CEFS’ Farming Systems Research Unit (FSRU) is one of seven research units at CEFS’ 2000-acre research facility in Goldsboro, NC. Situated on approximately 81 hectares (200+ acres) of pastures, woodlands, and permanent agricultural land, the unit houses a long-term, large-scale interdisciplinary study of five different systems: 1) Best Management Practices (BMP) in a Conventional Cash Cropping System; 2) an Integrated Crop-Animal System (ICA); 3) an Organic Cropping System; 4) a Plantation Forestry System; and 5) a Successional Ecosystem. The unit was designed to allow the nesting of short-term experiments within the context of the overall, long-term study.
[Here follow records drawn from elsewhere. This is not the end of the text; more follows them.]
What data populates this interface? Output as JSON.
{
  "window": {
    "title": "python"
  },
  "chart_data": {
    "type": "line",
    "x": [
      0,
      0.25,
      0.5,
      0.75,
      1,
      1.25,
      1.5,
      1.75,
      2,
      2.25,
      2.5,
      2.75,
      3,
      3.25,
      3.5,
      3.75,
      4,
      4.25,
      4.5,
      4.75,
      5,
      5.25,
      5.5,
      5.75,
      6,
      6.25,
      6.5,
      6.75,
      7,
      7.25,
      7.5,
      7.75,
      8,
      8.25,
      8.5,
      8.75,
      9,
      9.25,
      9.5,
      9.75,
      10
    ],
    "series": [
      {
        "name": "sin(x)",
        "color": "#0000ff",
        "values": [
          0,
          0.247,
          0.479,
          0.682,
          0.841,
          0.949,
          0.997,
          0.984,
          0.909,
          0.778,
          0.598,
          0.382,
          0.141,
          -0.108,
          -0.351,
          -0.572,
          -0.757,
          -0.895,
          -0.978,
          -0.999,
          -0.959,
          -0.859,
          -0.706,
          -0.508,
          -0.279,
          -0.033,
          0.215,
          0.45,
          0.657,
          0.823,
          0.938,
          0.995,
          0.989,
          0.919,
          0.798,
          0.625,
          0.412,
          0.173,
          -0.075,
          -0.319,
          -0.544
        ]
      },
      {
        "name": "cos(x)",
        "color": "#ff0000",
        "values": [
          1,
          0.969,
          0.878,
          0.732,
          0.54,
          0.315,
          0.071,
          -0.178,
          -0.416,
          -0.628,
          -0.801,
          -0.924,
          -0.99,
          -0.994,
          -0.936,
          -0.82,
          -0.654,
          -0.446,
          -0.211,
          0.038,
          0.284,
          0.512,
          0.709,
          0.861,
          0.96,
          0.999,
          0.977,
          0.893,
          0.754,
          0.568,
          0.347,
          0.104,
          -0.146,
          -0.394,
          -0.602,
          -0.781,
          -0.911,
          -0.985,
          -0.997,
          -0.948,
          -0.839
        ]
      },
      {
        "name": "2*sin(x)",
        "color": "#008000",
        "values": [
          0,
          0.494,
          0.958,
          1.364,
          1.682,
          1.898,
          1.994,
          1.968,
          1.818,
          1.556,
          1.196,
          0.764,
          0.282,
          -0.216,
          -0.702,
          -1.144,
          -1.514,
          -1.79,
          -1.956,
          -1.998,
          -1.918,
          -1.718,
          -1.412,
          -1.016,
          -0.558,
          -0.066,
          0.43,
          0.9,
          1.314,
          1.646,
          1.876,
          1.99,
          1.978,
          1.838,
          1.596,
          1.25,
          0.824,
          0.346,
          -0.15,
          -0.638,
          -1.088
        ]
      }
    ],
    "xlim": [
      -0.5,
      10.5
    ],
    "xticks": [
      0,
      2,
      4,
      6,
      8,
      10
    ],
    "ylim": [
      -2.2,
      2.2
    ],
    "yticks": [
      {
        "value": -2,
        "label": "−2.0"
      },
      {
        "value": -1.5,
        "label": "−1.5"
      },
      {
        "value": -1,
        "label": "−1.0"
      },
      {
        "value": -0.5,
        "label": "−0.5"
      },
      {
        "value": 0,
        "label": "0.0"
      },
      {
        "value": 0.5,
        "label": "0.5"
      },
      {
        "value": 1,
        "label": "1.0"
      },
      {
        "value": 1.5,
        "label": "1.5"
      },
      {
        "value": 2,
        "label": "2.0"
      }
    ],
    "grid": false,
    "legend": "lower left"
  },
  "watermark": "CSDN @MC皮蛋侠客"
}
Two such short-term experiments are currently being conducted at the FSRU. One is entitled Assessing The Greenhouse Gas Mitigation Potential Of Organic Systems In The Southeast. The long-term goal of the project is to understand the impact that organic systems in the Southeastern US can have on greenhouse gas emissions, and to educate stakeholders and students about how to maximize the mitigation potential of such systems.
Research is being carried out in the FSRU to compare the long-term effects of different practices (ie organic clean-till, organic reduced-till, organic long rotation, conventional clean-till, conventional no-till, and conventional long rotation) across the unit’s systems. Greenhouse gases (including methane, carbon dioxide, and nitrous oxide) are produced in the soil and, depending on how that soil is managed, eventually released into the atmosphere. In fact, the United Nations Food and Agriculture Organization (FAO) estimates that agriculture contributes 14% of global greenhouse gas emissions.
The other project, entitled Reduced Tillage in Organic Systems: A Soil and Water Quality Imperative, is monitoring water drainage and drainage nutrient content across the unit’s systems to study the influence that soil conditions, cropping practices and crop characteristics have on water drainage and drainage nutrient content. As part of the normal water cycle, rainwater filters through the soil, accumulates in the water table, and may reach groundwater sources. Unfortunately, water polluted by human activities, including agriculture, follows the same cycle and can contaminate groundwater supplies. The study aims to identify agricultural practices that result in safe concentrations of nutrients in drainage water.
Drainage samples are collected once a month to determine nitrate and phosphate concentrations. (Nitrate levels in groundwater are the primary concern in terms of water quality for drinking purposes.) The US Environmental Protection Agency (EPA) considers a nitrate concentration level of 10 ppm or greater in water as unsafe for drinking. Nitrates in groundwater may originate from the surface application of fertilizers. Nitrates easily leach below the crop root zone, and especially in the sandy soils of the coastal plains.
The data collected thus far shows concentrations of nitrates greater than 10 ppm immediately after a few significant rainfall events and the surface application of fertilizers in conventionally-cultivated wheat plots. Some residual nitrate from the fertilization of summer crops have been found and at times levels have slightly exceeded or approximated 10 ppm. However, the data also shows that this residual nitrogen can be sequestered by the growing of a rye winter cover crop and result in insignificant levels of nitrates in drainage water.